How I bought My SAZ July 13, 2004
Posted by Andy Roberts in : Music , trackbackI was in Turkey on holiday, and I took an old guitar along. I carried it around with me because there wasn’t much to do all day in the heat except sit around sunbathing and swimming off the Gulet boats that toured around the islands. Anyway, Turkish people are very friendly and would see the guitar and ask me to play, or invite me in to have a drink. A few older guys told me they played the SAZ, but never seemed to have one somehow. Then one evening, I spotted a retaurant which had two musical intruments hanging up on the wall. It turned out that one was a saz and the other an OUD. I asked if anybody played them and was told to come back the next night at 10.pm
So I did, ate my dinner there and waited. Eventually an old man took the saz down from the wall and started playing. Another man sang. So I sent them over a drink which made them very happy. They came over and I watched carefully as a couple more tunes were played. Well they must have noticed that I was following the left hand and offered to pass the instrument over to me. Kind of insisted really. I had drunk enough wine to think there was nothing unusual about attempting to play an instrument I’d never touched before in public!! But the thing is, the saz is really quite simple, and I’d been listening to a lot of eastern style music so I just held down a random note on the highest string and strummed the chord. That soundeed ok so I started to experiment with a tune, just keeping to the one string, and strumming the rest occasionally as a drone. They were absolutely astonished and so was I. I was enjoying myself and the rhythm got faster and faster.

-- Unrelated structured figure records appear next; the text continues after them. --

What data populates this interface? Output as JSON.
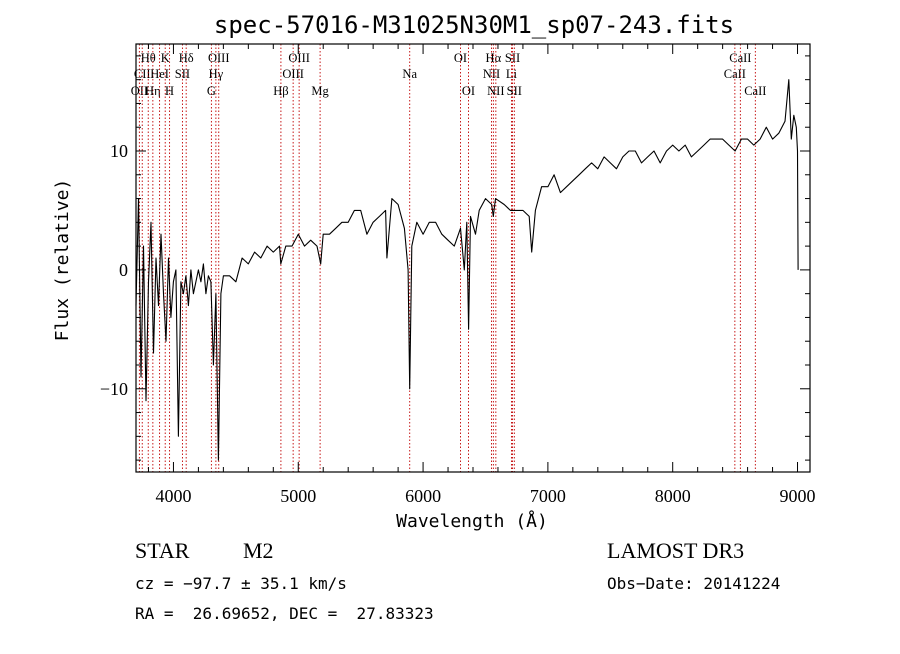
{
  "chart_data": {
    "type": "line",
    "title": "spec-57016-M31025N30M1_sp07-243.fits",
    "xlabel": "Wavelength (Å)",
    "ylabel": "Flux (relative)",
    "xlim": [
      3700,
      9100
    ],
    "ylim": [
      -17,
      19
    ],
    "xticks": [
      4000,
      5000,
      6000,
      7000,
      8000,
      9000
    ],
    "yticks": [
      -10,
      0,
      10
    ],
    "series": [
      {
        "name": "spectrum",
        "x": [
          3700,
          3720,
          3740,
          3760,
          3780,
          3800,
          3820,
          3840,
          3860,
          3880,
          3900,
          3920,
          3940,
          3960,
          3980,
          4000,
          4020,
          4040,
          4060,
          4080,
          4100,
          4120,
          4140,
          4160,
          4180,
          4200,
          4220,
          4240,
          4260,
          4280,
          4300,
          4320,
          4340,
          4360,
          4380,
          4400,
          4450,
          4500,
          4550,
          4600,
          4650,
          4700,
          4750,
          4800,
          4850,
          4860,
          4900,
          4950,
          5000,
          5050,
          5100,
          5150,
          5180,
          5200,
          5250,
          5300,
          5350,
          5400,
          5450,
          5500,
          5550,
          5600,
          5650,
          5700,
          5710,
          5750,
          5800,
          5850,
          5880,
          5893,
          5910,
          5950,
          6000,
          6050,
          6100,
          6150,
          6200,
          6250,
          6300,
          6330,
          6350,
          6365,
          6380,
          6420,
          6450,
          6500,
          6550,
          6563,
          6580,
          6650,
          6700,
          6750,
          6800,
          6850,
          6870,
          6900,
          6950,
          7000,
          7050,
          7100,
          7150,
          7200,
          7250,
          7300,
          7350,
          7400,
          7450,
          7500,
          7550,
          7600,
          7650,
          7700,
          7750,
          7800,
          7850,
          7900,
          7950,
          8000,
          8050,
          8100,
          8150,
          8200,
          8250,
          8300,
          8350,
          8400,
          8450,
          8500,
          8550,
          8600,
          8650,
          8700,
          8750,
          8800,
          8850,
          8900,
          8930,
          8950,
          8970,
          8990,
          9000,
          9005
        ],
        "values": [
          -3,
          6,
          -9,
          2,
          -11,
          -1,
          4,
          -7,
          1,
          -3,
          3,
          -2,
          -6,
          1,
          -4,
          -1,
          0,
          -14,
          -1,
          -2,
          -0.5,
          -3,
          0,
          -2,
          -1,
          0,
          -1,
          0.5,
          -2,
          -0.5,
          -1,
          -8,
          -2,
          -16,
          -2,
          -0.5,
          -0.5,
          -1,
          1,
          0.5,
          1.5,
          1,
          2,
          1.5,
          2,
          0.5,
          2,
          2,
          3,
          2,
          2.5,
          2,
          0.5,
          3,
          3,
          3.5,
          4,
          4,
          5,
          5,
          3,
          4,
          4.5,
          5,
          1,
          6,
          5.5,
          3.5,
          0,
          -10,
          2,
          4,
          3,
          4,
          4,
          3,
          2.5,
          2,
          3.5,
          0,
          4,
          -5,
          4.5,
          3,
          5,
          6,
          5.5,
          4.5,
          6,
          5.5,
          5,
          5,
          5,
          4.5,
          1.5,
          5,
          7,
          7,
          8,
          6.5,
          7,
          7.5,
          8,
          8.5,
          9,
          8.5,
          9.5,
          9,
          8.5,
          9.5,
          10,
          10,
          9,
          9.5,
          10,
          9,
          10,
          10.5,
          10,
          10.5,
          9.5,
          10,
          10.5,
          11,
          11,
          11,
          10.5,
          10,
          11,
          11,
          10.5,
          11,
          12,
          11,
          11.5,
          12.5,
          16,
          11,
          13,
          12,
          10,
          0
        ]
      }
    ],
    "line_markers": [
      {
        "wavelength": 3727,
        "label": "OII",
        "row": 3
      },
      {
        "wavelength": 3750,
        "label": "CII",
        "row": 2
      },
      {
        "wavelength": 3798,
        "label": "Hθ",
        "row": 1
      },
      {
        "wavelength": 3835,
        "label": "Hη",
        "row": 3
      },
      {
        "wavelength": 3889,
        "label": "HeI",
        "row": 2
      },
      {
        "wavelength": 3934,
        "label": "K",
        "row": 1
      },
      {
        "wavelength": 3969,
        "label": "H",
        "row": 3
      },
      {
        "wavelength": 4072,
        "label": "SII",
        "row": 2
      },
      {
        "wavelength": 4102,
        "label": "Hδ",
        "row": 1
      },
      {
        "wavelength": 4304,
        "label": "G",
        "row": 3
      },
      {
        "wavelength": 4340,
        "label": "Hγ",
        "row": 2
      },
      {
        "wavelength": 4363,
        "label": "OIII",
        "row": 1
      },
      {
        "wavelength": 4861,
        "label": "Hβ",
        "row": 3
      },
      {
        "wavelength": 4959,
        "label": "OIII",
        "row": 2
      },
      {
        "wavelength": 5007,
        "label": "OIII",
        "row": 1
      },
      {
        "wavelength": 5175,
        "label": "Mg",
        "row": 3
      },
      {
        "wavelength": 5893,
        "label": "Na",
        "row": 2
      },
      {
        "wavelength": 6300,
        "label": "OI",
        "row": 1
      },
      {
        "wavelength": 6364,
        "label": "OI",
        "row": 3
      },
      {
        "wavelength": 6548,
        "label": "NII",
        "row": 2
      },
      {
        "wavelength": 6563,
        "label": "Hα",
        "row": 1
      },
      {
        "wavelength": 6583,
        "label": "NII",
        "row": 3
      },
      {
        "wavelength": 6708,
        "label": "Li",
        "row": 2
      },
      {
        "wavelength": 6717,
        "label": "SII",
        "row": 1
      },
      {
        "wavelength": 6731,
        "label": "SII",
        "row": 3
      },
      {
        "wavelength": 8498,
        "label": "CaII",
        "row": 2
      },
      {
        "wavelength": 8542,
        "label": "CaII",
        "row": 1
      },
      {
        "wavelength": 8662,
        "label": "CaII",
        "row": 3
      }
    ]
  },
  "info": {
    "class": "STAR",
    "subclass": "M2",
    "survey": "LAMOST DR3",
    "cz": "cz = −97.7 ± 35.1 km/s",
    "obs_date": "Obs−Date: 20141224",
    "coords": "RA =  26.69652, DEC =  27.83323"
  },
  "colors": {
    "spectrum": "#000000",
    "marker": "#c00000",
    "axes": "#000000"
  }
}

What a fabulous instrument, I just had to have one.
Because I was in a tourist resort it was really hard to find a Saz shop. I asked around and everyone told me to go to this bigger town an hour’s bus ride inland. I tried that but the taxi drivers who claimed they could take me to a saz shop just dumped me off at their cousin’s restaurant all the time.
Back at the beach, I asked the man in the water shop and he offered to take me somewhere on his moped. We went into a bakery, but then the baker showed us upstairs. There were about a dozen instruments for sale, of which about 6 were the type of Saz I wanted. I tried a few and then settled on one and agreed a price. As it’s quite a fragile instrument I nursed it carefully on my lap all the way home on the bus and plane.